This week I will be heading to the Unitarian Universalist Church of Ogden, a church that many of you may not be very familiar with, but has a long and interesting history and a unique modern expression.
The Unitarian Universalist Church of Ogden is part of the Unitarian Universalist Association. The Unitarian Universalist Association is an organization founded in 1961 which is a merger of two previous groups, the American Unitarian Association, and the Universalist Church of America. The two churches are groups that have different historical origins, but found that they had grown more alike over the years and merged as one group.
Historically, Unitarians were Christians that rejected the Trinity (one God in three persons), instead affirming instead that God was a unity (one person), hence Unitarianism.
Historically, Universalists were Christians who rejected the concept of Hell saying that any God who was all loving could not condemn any part of his creation to Hell fire for all eternity and that all people would eventually be saved.
Many of America's founding fathers were either Unitarians or Universalists, as have been many important writers, politicians, artists, and philosophers of the eighteenth and nineteenth centuries.
Over time, both groups slowly moved away from a Christian only umbrella and began welcoming those of differing faiths and beliefs into their congregations.
Today the Unitarian Universalist Association is a diverse religion welcoming members of all faiths and backgrounds to join with them in worship and community. Membership of the Unitarian Universalists include: Christians, Jews, atheists, agnostics, Secular Humanists, Buddhists, Hindus, Pagans, those who refuse to label themselves, and more. The group prides itself on not being a dogma based faith, but instead one focused on spirituality, community service, and fellowship.

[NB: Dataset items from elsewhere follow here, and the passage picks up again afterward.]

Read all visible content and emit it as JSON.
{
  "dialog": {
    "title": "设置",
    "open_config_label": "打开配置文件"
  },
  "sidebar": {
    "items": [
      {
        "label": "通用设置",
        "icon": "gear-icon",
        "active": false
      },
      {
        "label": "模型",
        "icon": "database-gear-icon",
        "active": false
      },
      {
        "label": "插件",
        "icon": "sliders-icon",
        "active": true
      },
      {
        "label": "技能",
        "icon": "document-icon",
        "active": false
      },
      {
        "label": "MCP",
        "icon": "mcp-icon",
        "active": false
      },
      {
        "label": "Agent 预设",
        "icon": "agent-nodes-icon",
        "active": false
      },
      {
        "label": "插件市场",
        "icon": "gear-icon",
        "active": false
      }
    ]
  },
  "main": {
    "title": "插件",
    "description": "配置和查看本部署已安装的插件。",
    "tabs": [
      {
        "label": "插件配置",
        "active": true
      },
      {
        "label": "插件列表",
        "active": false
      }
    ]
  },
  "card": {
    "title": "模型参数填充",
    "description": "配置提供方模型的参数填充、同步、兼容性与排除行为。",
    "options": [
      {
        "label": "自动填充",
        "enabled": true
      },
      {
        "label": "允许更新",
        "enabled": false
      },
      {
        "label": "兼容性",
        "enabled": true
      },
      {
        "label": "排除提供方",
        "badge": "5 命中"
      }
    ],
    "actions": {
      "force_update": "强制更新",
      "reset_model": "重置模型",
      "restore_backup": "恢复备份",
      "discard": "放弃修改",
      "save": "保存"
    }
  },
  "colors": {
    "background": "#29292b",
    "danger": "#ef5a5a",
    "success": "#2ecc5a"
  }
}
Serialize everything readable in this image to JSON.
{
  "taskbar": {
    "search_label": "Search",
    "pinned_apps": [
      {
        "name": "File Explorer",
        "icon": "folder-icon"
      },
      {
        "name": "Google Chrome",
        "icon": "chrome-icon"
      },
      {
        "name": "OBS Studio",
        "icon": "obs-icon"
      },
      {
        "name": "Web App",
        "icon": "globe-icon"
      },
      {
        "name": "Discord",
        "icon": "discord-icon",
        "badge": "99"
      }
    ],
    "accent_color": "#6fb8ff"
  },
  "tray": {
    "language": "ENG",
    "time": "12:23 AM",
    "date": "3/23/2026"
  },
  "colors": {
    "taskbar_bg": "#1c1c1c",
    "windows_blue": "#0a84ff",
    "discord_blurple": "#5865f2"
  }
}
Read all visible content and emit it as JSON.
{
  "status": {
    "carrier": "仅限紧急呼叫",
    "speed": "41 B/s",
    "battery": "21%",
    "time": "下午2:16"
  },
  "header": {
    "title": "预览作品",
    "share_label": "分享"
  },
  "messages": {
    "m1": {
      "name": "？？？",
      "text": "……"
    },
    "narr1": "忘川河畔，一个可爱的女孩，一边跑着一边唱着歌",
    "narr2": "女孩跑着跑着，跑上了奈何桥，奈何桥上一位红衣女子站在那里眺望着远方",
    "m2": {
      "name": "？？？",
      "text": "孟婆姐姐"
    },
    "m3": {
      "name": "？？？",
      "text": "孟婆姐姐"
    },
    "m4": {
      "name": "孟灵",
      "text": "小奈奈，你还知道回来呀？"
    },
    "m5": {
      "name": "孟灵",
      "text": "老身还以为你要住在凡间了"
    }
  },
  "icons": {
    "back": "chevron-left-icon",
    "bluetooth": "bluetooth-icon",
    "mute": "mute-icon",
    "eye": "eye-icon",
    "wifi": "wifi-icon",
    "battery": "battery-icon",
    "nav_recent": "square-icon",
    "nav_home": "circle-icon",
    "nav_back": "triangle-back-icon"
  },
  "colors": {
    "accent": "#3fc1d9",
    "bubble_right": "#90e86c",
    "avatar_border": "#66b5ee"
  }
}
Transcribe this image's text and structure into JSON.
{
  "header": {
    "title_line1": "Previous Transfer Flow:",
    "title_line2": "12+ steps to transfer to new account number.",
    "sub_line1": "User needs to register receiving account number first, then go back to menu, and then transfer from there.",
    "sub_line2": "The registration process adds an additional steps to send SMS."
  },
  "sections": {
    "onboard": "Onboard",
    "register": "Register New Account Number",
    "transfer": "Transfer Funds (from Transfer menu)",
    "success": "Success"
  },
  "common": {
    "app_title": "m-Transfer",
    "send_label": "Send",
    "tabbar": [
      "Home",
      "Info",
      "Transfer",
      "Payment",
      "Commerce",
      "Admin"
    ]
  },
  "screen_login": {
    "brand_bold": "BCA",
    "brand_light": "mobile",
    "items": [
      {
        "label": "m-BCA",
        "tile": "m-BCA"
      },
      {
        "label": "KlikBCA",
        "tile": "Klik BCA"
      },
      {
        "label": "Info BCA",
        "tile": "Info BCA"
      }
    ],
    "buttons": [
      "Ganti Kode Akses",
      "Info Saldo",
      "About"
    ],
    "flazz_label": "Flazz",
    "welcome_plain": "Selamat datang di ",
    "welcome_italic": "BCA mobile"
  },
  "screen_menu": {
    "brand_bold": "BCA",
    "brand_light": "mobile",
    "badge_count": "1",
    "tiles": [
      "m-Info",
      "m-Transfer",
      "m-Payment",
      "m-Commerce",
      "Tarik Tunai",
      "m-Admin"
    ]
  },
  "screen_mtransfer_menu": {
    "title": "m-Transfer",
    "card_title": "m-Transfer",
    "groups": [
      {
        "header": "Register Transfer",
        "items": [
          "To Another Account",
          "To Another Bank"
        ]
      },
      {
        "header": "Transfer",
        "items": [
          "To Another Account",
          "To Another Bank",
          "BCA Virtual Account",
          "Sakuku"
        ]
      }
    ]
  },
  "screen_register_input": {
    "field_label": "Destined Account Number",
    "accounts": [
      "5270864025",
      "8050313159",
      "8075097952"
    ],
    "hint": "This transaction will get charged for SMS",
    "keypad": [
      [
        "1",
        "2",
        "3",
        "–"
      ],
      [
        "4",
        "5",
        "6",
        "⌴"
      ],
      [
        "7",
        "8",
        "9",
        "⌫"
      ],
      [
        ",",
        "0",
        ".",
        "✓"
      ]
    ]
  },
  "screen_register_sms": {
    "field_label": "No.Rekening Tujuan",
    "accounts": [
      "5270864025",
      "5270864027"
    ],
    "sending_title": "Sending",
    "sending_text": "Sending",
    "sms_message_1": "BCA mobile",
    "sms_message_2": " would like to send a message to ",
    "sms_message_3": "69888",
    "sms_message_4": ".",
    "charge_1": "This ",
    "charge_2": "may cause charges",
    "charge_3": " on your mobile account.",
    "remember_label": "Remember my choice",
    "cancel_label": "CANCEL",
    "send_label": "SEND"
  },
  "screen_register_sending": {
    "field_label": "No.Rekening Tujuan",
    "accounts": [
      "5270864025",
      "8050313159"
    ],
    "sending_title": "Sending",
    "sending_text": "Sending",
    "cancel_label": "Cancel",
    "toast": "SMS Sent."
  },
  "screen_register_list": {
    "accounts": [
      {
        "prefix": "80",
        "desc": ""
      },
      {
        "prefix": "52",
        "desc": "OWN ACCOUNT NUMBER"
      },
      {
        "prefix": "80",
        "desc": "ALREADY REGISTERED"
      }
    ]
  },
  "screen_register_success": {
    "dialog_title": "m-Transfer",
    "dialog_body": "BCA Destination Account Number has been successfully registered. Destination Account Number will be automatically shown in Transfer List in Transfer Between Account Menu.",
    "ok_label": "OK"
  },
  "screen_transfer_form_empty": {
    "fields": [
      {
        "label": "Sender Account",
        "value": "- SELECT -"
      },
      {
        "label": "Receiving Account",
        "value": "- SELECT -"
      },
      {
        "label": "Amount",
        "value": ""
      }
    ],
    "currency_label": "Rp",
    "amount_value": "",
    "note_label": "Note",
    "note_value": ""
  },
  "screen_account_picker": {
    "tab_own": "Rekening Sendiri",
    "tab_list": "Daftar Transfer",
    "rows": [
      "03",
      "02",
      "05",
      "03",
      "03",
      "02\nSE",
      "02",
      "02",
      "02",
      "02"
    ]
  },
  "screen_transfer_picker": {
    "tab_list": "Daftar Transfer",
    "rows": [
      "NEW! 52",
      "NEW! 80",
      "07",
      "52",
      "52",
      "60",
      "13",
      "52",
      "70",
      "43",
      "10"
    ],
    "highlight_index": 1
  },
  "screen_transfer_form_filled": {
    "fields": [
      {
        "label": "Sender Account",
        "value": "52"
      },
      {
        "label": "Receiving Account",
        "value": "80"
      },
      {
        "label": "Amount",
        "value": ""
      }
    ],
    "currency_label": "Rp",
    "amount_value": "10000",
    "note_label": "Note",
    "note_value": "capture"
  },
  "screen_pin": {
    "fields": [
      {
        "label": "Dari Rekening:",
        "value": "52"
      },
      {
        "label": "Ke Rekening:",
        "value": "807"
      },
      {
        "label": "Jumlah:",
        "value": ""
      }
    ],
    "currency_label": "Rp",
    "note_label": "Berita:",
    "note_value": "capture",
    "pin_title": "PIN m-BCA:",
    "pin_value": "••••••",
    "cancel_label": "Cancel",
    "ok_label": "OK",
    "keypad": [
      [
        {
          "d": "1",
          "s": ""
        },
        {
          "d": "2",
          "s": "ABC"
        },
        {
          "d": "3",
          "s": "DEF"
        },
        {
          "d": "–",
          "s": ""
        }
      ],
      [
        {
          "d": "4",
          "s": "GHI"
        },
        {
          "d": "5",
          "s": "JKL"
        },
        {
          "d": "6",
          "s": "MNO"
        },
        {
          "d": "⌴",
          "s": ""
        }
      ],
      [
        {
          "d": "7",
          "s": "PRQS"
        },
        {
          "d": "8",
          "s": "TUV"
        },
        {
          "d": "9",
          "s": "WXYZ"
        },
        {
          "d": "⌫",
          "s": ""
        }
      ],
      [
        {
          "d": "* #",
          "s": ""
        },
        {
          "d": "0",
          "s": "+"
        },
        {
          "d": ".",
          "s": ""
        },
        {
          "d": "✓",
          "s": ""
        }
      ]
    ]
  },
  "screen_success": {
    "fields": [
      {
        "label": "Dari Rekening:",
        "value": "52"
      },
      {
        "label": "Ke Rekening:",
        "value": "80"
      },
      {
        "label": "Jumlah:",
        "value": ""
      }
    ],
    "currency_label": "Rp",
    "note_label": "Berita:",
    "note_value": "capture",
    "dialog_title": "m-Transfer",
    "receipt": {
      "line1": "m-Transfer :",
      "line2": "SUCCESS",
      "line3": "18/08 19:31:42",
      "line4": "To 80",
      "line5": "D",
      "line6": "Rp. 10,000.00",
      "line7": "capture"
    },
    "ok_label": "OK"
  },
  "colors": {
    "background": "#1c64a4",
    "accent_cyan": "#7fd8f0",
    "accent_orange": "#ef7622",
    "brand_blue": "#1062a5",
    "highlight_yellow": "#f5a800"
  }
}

The Unitarian Universalist Church of Ogden is quite heavily involved in the local community. They support a program called OUTreach which is a safe haven for lesbian, gay, bisexual, and transgendered teens and their allies to meet and have a safe community free of judgment. They are also heavily involved with many local social issues, such as human rights protests and environmental protection.
I have attended this congregation on and off several times throughout the years. They are an interesting and diverse group. I can't wait to report back the findings of this Sunday.